Nano-antibodies possess great potential in many applications. However, they are naturally derived from heavy chain-only antibodies (HcAbs), which lack light chains and the CH1 domain, and are only found in camelids and sharks. In this study, we investigated whether the precise genetic removal of the CH1 exon of the γ1 gene enabled the production of a functional heavy chain-only IgG1 in mice. IgG1 heavy chain dimers lacking associated light chains were detected in the sera of the genetically modified mice. However, the genetic modification led to decreased expression of IgG1 but increased expression of other IgG subclasses. The genetically modified mice showed a weaker immune response to specific antigens compared with wild type mice. Using a phage-display approach, antigen-specific, single domain VH antibodies could be screened from the mice but exhibited much weaker antigen binding affinity than the conventional monoclonal antibodies. Although the strategy was only partially successful, this study confirms the feasibility of producing desirable nano-bodies with appropriate genetic modifications in mice.
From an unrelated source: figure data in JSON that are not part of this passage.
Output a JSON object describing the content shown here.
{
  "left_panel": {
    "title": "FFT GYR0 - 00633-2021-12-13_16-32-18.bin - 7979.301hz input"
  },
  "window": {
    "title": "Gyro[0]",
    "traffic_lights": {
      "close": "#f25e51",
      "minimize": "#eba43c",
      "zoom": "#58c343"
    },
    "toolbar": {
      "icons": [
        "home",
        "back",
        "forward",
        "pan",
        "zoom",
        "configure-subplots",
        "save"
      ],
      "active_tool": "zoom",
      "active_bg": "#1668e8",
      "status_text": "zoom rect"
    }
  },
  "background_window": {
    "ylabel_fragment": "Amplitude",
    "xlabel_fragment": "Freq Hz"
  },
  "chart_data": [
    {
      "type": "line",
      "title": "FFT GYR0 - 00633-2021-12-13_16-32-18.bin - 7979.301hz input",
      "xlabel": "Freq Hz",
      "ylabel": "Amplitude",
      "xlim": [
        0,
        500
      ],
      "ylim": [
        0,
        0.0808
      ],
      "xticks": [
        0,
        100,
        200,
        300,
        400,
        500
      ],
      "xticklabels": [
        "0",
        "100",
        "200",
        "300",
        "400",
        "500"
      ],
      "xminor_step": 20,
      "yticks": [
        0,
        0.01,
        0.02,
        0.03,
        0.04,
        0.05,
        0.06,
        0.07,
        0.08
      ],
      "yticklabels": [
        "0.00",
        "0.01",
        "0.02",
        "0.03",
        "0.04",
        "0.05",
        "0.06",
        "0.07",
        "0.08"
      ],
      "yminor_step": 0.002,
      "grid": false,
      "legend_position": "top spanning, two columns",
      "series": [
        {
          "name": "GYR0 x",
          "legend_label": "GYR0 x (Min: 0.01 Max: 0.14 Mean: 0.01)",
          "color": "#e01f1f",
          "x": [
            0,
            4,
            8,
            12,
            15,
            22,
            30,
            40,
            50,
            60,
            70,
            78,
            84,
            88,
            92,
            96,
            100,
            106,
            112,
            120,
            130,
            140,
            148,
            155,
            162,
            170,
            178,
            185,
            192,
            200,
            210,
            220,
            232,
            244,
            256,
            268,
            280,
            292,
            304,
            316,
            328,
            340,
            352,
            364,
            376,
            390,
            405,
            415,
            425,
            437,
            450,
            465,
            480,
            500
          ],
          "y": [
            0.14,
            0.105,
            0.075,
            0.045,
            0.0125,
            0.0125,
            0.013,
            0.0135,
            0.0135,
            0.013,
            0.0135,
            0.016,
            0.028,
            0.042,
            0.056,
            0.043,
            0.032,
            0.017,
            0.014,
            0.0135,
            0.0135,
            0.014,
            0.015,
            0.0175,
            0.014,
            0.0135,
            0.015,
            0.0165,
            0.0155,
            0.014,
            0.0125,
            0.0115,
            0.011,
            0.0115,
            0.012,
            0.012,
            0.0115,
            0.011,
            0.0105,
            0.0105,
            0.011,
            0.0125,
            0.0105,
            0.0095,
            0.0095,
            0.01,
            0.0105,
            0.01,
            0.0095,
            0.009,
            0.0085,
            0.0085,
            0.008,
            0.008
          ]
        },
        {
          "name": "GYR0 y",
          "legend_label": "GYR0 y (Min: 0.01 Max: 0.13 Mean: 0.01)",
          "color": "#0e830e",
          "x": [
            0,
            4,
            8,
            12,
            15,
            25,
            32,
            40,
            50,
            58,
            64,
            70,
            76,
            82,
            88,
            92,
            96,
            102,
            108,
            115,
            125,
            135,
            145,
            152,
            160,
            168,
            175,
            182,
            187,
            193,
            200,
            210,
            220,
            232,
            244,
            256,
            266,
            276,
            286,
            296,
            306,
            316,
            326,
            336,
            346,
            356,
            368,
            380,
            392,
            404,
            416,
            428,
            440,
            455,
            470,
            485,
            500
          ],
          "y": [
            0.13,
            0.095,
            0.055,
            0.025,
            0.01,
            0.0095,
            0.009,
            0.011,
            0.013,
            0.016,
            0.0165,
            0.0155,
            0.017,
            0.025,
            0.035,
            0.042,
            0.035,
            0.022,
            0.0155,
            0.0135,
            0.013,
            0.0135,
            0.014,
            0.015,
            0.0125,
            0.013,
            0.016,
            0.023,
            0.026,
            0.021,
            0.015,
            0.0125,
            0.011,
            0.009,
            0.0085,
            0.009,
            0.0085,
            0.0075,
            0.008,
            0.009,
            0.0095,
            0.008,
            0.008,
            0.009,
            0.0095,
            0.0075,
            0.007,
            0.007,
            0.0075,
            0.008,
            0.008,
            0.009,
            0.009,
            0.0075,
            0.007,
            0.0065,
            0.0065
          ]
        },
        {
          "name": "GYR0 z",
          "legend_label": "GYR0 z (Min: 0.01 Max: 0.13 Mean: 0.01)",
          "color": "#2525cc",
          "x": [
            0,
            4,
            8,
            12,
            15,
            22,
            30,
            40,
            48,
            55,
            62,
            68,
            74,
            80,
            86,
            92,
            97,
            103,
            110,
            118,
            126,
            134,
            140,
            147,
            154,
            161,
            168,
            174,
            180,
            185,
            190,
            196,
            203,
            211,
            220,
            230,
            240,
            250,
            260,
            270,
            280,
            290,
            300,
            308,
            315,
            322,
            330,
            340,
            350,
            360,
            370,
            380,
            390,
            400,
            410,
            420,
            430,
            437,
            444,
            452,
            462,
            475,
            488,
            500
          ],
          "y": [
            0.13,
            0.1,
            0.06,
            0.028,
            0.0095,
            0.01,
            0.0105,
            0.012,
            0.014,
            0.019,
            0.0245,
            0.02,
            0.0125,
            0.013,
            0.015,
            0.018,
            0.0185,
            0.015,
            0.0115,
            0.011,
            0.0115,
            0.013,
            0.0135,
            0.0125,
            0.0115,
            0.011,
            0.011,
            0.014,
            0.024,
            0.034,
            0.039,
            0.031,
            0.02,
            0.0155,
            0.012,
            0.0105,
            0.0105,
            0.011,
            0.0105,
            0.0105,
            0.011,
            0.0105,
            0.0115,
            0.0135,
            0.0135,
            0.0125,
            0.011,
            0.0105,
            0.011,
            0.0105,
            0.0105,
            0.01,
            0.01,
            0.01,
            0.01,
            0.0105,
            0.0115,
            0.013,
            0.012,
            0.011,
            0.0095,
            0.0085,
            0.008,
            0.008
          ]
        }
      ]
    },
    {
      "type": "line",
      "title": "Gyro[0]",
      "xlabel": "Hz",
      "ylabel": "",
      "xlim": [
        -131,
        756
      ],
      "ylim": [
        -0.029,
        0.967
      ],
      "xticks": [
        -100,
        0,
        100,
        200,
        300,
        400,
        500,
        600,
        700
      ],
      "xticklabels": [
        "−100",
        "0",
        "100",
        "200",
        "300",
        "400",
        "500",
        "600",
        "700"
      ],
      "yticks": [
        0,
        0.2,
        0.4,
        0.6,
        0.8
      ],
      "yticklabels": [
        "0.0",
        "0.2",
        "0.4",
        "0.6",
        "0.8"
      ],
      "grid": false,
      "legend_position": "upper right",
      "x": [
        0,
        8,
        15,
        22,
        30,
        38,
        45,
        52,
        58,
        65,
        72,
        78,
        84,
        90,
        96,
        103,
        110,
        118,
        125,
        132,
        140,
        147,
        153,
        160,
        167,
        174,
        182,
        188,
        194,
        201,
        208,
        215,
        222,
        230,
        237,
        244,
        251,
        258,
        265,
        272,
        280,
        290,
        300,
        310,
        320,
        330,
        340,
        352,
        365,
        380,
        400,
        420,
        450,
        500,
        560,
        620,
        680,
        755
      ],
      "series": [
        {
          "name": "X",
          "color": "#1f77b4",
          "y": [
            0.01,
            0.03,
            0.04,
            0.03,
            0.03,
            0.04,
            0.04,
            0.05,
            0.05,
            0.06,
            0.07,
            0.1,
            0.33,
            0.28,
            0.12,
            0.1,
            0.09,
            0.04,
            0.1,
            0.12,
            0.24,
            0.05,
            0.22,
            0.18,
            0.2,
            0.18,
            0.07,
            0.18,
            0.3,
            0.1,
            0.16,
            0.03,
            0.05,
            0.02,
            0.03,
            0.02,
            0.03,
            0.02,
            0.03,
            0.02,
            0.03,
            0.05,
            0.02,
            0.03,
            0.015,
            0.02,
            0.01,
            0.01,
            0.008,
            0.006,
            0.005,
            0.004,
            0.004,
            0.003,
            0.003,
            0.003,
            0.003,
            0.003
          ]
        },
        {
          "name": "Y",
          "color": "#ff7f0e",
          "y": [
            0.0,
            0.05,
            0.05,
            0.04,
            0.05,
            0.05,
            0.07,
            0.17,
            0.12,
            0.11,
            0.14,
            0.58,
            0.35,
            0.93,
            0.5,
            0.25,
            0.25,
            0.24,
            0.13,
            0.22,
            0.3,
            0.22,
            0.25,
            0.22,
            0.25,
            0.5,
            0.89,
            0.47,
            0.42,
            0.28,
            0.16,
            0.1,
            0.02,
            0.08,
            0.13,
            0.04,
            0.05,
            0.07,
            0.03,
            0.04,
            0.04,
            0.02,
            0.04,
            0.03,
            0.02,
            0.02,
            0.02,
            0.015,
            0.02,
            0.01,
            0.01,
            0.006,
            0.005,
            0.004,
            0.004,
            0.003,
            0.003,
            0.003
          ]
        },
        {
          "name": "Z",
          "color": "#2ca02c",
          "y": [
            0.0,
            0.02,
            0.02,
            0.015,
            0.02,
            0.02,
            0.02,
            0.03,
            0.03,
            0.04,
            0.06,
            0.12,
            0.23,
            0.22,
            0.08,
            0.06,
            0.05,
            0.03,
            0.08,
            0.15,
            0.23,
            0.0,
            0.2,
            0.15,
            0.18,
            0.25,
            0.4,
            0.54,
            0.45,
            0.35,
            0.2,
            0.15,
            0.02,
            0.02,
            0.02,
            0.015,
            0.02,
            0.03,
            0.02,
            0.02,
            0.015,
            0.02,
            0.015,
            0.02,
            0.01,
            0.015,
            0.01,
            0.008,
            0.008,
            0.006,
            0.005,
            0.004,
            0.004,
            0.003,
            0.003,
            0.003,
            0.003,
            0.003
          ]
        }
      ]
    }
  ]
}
纳米抗体在众多应用领域展现出巨大的潜力。然而，它们自然来源于仅含重链的抗体（HcAbs），缺乏轻链和CH1结构域，且仅存在于骆驼和鲨鱼中。在本研究中，我们探讨了精确遗传去除γ1基因的CH1外显子是否能够使小鼠产生功能性的重链仅含IgG1。在遗传改良小鼠的血清中检测到了缺乏相关轻链的重链二聚体IgG1。然而，这种遗传改良导致了IgG1表达水平的降低，而其他IgG亚类的表达水平则有所增加。与野生型小鼠相比，遗传改良小鼠对特定抗原的免疫反应较弱。利用噬菌体展示技术，从小鼠中筛选出了抗原特异性的单域VH抗体，但它们的抗原结合亲和力远低于传统单克隆抗体。尽管该策略仅部分成功，但本研究证实了在鼠标中通过适当的遗传改良生产期望的纳米抗体是可行的。